Ganze Wagenladungen im Verkaufswert von 1.500 bis 2.000 Euro würden mittels Motorsägen und Kränen gestohlen, sagt Knupfer. "Mittlerweile schießen Holzhändler wie Pilze aus dem Boden und versuchen, auch online und teils mit gestohlener Ware ihren Reibach zu machen". Ein Raummeter Holz kostete im vergangenen Jahr je nach Region noch zwischen 100 und 120 Euro, jetzt seien es schon 200 bis 240 Euro.
Region Aalen mit den meisten Holz-Diebstählen
Laut Landeskriminalamt finden die meisten Diebstähle in ländlichen Gebieten mit viel Wald statt. Im vergangenen Jahr zählte der Raum Aalen zu den regionalen Schwerpunkten mit 50 Diebstählen - dahinter folgten Reutlingen mit 47 Fällen und Freiburg mit 42 Fällen. In städtischen Regionen wie Mannheim mit 15 Fällen und Stuttgart mit fünf Fällen kam das Delikt deutlich seltener vor.
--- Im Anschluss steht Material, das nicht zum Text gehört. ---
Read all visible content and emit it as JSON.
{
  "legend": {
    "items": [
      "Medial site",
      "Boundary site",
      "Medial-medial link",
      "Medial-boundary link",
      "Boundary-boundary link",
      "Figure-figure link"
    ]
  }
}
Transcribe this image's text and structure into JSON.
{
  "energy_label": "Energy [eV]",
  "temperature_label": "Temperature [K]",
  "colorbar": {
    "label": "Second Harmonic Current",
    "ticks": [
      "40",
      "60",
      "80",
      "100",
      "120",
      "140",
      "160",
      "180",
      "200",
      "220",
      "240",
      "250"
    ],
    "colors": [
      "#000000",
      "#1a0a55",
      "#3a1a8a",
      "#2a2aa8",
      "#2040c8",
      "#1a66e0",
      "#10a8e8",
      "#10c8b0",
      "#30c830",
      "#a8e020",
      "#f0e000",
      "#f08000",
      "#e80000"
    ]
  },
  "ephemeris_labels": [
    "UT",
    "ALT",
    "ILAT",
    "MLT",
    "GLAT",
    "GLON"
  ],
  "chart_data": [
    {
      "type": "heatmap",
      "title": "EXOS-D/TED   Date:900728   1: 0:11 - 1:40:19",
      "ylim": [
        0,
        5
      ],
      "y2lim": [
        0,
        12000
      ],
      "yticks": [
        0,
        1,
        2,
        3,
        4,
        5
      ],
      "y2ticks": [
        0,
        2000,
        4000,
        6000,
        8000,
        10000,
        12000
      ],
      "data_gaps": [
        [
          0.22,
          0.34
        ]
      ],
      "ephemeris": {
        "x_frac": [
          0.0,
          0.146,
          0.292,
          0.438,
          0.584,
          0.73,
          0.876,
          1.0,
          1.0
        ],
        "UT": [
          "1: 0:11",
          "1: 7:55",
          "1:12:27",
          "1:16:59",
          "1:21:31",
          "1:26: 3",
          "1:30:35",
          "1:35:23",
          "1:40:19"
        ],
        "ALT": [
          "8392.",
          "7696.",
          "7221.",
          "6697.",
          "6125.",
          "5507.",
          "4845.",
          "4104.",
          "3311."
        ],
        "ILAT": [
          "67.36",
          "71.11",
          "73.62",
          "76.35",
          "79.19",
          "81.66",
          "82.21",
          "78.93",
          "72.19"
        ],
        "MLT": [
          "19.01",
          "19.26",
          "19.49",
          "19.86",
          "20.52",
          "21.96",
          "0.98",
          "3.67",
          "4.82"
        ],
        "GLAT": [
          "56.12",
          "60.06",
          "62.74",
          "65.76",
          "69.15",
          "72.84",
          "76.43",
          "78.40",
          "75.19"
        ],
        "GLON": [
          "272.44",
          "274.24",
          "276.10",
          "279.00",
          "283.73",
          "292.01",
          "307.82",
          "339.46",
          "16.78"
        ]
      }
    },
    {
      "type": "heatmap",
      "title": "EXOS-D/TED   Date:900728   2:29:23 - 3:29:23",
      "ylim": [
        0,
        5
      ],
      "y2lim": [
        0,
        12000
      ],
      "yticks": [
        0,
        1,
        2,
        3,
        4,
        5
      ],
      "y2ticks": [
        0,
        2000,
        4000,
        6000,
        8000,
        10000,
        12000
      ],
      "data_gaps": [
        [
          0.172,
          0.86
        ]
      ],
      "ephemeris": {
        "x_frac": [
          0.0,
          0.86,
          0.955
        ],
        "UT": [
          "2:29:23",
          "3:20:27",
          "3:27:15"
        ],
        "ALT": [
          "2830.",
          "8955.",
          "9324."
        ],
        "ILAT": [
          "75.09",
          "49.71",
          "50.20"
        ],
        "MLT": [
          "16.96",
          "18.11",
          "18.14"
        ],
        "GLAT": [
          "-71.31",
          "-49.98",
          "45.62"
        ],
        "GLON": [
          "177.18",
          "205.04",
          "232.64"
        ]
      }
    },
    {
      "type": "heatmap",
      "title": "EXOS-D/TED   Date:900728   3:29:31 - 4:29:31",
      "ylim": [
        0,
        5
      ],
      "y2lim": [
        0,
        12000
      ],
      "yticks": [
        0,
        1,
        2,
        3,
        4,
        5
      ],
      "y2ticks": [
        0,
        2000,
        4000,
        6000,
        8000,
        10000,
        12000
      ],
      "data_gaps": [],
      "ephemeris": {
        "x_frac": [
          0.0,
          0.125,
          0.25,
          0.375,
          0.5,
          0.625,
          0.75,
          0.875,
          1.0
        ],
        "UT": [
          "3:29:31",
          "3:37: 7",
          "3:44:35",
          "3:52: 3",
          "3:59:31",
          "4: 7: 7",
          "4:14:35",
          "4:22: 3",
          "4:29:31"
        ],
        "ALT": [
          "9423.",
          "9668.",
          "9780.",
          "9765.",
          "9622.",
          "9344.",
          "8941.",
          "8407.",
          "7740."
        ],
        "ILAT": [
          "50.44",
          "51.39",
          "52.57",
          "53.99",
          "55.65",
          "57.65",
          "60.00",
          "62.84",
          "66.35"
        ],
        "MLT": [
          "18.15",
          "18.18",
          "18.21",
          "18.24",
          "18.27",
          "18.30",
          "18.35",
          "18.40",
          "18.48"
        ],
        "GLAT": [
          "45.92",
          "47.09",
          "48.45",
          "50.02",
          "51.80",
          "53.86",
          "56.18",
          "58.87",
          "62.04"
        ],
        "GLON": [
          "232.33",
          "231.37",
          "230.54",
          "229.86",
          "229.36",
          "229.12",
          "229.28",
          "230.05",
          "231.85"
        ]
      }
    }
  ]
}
Geringe Aufklärungschancen
Nach Angaben des Landeskriminalamts liegt die Aufklärungsquote seit Jahren bei rund 30 Prozent. "Die Waldbesitzer können damit nicht zufrieden sein", sagt Ulrich Potell, Sprecher des Landeswaldverbandes. Allerdings sei der Wald mit rund 40 Prozent der Landesfläche riesig und damit nicht zu bewachen. Viele Geschädigte sähen wegen der geringen Aufklärungschancen von einer Anzeige ab. Waldbesitzer sollten Diebstähle jedoch in jedem Fall anzeigen, meint Potell. "Dadurch werden die Zahlen sichtbar und ein politisches Handeln sehr viel wahrscheinlicher."
In Zeiten von Energiekrise und steigenden Heizkosten nehmen immer mehr Leute einfach Holz aus dem Wald mit. Im Schönbuch südwestlich von Stuttgart wurden bereits ganze Holzstämme geklaut, wie der Videobeitrag vom 28.9. zeigt:
Gestohlenes Holz nicht unbedingt zum Heizen geeignet
Je höher der Verarbeitungsgrad, desto diebstahlsgefährdeter ist das Holz. Beliebt sind nach Angaben des Landeswaldverbandes schon gespaltene und gestapelte Hölzer von Laubbäumen mit hohem Brennwert. Laut Potell muss allerdings das jetzt entwendete Holz erst einmal zwei Jahre trocknen, bis damit geheizt werden kann. Potell empfiehlt Waldbesitzern, ihr Holz an abgelegenen Plätzen lagern. "Bei vielen Spaziergängern kommt dann doch mal einer auf dumme Ideen." Äste unter sieben Zentimeter Durchmesser würden aus ökologischen Gründen bewusst nicht "aufgeräumt", da der Wald sie für seine Nährstoffversorgung brauche.
Holz-Tracking zum Auffinden der Diebe
Waldbesitzer setzen im Kampf gegen den Holzklau inzwischen auf sogenannte Tracker. Das sind ins Holz eingebohrte oder im Stapel versteckte Ortungsgeräte, die bei Bewegung Alarm schlagen. So können die Holzbesitzer der Polizei die GPS-Daten zum Tatort zuschicken. "Es ist ganz entscheidend, die Diebe auf frischer Tat zu ertappen, denn sobald Markierungen der Besitzer entfernt werden und die Diebe den Wald verlassen haben, ist das Holz nicht mehr zuzuordnen, ein Diebstahl nicht mehr nachzuweisen", erläutert Potell.